Polêmica: Bolsonaro esteve, em média, em uma aglomeração por dia durante a pandemia
Ao longo de dois meses durante a pandemia causada pelo novo coronavírus, o presidente Jair Bolsonaro (sem partido) ignorou recomendações de seu próprio Ministério da Saúde e das principais autoridades em Saúde do mundo e provocou aglomerações em mais de 60 aparições públicas.
Um levantamento feito pelo UOL mostra que Bolsonaro esteve, em média, em uma aglomeração por dia em sua rotina, em Brasília ou em passeios por outras cidades. A lista analisa o período entre os dias 13 de março — dia em que o Ministério da Saúde passou a recomendar que aglomerações fossem evitadas — e 13 de maio, e considera duas situações específicas: contato direto com apoiadores e aparições públicas ao lado de vários ministros e/ou funcionários.
Reuniões a portas fechadas não entram na conta, nem as vezes em que Bolsonaro apoiou uma manifestação, mas não participou dela. Há cerca de dois meses, o Ministério da Saúde divulgou um texto com uma série de dicas à população para evitar aglomerações, inclusive “em supermercados e farmácias”.
Desde então, Bolsonaro provocou a concentração de pessoas nos dois tipos de estabelecimentos usados como exemplo. Durante a pandemia, o presidente, por exemplo, participou de ato em que seus apoiadores atacavam o STF (Supremo Tribunal Federal) em 15 de março; passeou pelas ruas e por supermercados em 29 de março; comeu pão doce em uma padaria em 9 de abril, e distribuiu abraços a apoiadores em 2 de maio.
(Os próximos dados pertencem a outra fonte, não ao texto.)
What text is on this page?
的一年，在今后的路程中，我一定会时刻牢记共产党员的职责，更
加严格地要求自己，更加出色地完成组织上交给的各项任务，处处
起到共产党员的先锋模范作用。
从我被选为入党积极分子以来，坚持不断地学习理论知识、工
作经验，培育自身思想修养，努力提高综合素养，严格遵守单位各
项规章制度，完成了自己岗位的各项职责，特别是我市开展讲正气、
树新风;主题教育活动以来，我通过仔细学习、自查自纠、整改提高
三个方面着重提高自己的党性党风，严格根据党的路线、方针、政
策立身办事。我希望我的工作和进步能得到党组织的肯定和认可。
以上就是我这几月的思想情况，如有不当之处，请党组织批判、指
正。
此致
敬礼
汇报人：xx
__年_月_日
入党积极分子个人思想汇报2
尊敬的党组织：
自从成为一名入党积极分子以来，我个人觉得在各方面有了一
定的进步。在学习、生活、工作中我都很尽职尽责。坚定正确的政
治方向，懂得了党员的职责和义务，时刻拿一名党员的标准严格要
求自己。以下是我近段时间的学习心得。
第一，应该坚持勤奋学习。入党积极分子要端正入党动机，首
Tal comportamento recebe críticas de especialistas que estão na linha de frente do combate à pandemia.”Se ele [Bolsonaro] fizesse isso a portas fechadas, seria uma coisa. Mas a questão é o exemplo, que é contrário a tudo o que está sendo proposto. Isso tem um impacto imenso no não cumprimento das medidas de isolamento”, comenta o epidemiologista Paulo Lotufo, diretor do Centro de Pesquisa Clínica e Epidemiológica da USP (Universidade de São Paulo). “O dano que ele está causando é imenso, é total, porque se cria uma dualidade na cabeça de quem está vendo”, continua Lotufo, que atua na linha de frente do combate à pandemia.
“De um lado, nós estamos fazendo um esforço tremendo, e de outro se põe tudo a perder. O Hospital das Clínicas [de SP] tem mais de 200 pessoas intubadas, é um número absurdo, impensável, e poderia ser menos gente. Estamos em uma situação terrível”, lamenta.
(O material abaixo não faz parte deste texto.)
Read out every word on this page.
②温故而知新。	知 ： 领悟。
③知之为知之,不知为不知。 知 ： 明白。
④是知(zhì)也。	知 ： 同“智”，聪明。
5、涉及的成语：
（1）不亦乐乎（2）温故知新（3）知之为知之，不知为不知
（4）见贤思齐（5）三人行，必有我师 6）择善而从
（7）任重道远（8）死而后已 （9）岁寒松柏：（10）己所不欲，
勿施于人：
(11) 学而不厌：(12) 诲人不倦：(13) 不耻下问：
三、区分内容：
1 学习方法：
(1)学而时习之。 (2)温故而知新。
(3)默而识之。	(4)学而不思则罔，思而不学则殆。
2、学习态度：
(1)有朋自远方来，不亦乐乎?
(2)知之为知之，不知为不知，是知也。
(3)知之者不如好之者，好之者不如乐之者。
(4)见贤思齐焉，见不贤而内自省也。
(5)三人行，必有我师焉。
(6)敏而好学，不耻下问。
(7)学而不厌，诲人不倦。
“Cercadinho” tem aglomeração quase todo dia
De ao menos 62 aglomerações causadas por Jair Bolsonaro no período citado, 39 ocorreram no chamado “cercadinho” do Palácio da Alvorada — ou seja, 64% do total. É ali, no lado de fora da residência oficial, que os apoiadores do presidente o esperam para conversar e tirar fotos.
O levantamento do UOL mostra que, no “cercadinho”, Bolsonaro já cumprimentou, conversou, fez orações e interagiu com idosos, tudo sem qualquer proteção contra o coronavírus. Em um contexto de pandemia, a atitude põe em risco de contaminação não apenas ele próprio, mas também quem aparece para vê-lo.
Aglomerações aumentaram após a saída de Mandetta
A média de aglomerações por dia aumentou desde que Luiz Henrique Mandetta deixou o comando do Ministério da Saúde. A gota d’água de sua saída foi, justamente, uma entrevista em que cobrava “fala unificada e fim da dubiedade” entre as orientações da pasta e as do presidente. Foram 27 ocasiões em 34 dias com Mandetta no cargo (média de 0,79 ao dia) e outras 35 aglomerações em 27 dias com Nelson Teich (1,3 ao dia).
Anteontem foi a vez de Nelson Teich deixar o governo, abreviando uma gestão que vinha entrando em rota de colisão com Bolsonaro — uma das discordâncias era justamente sobre o isolamento social.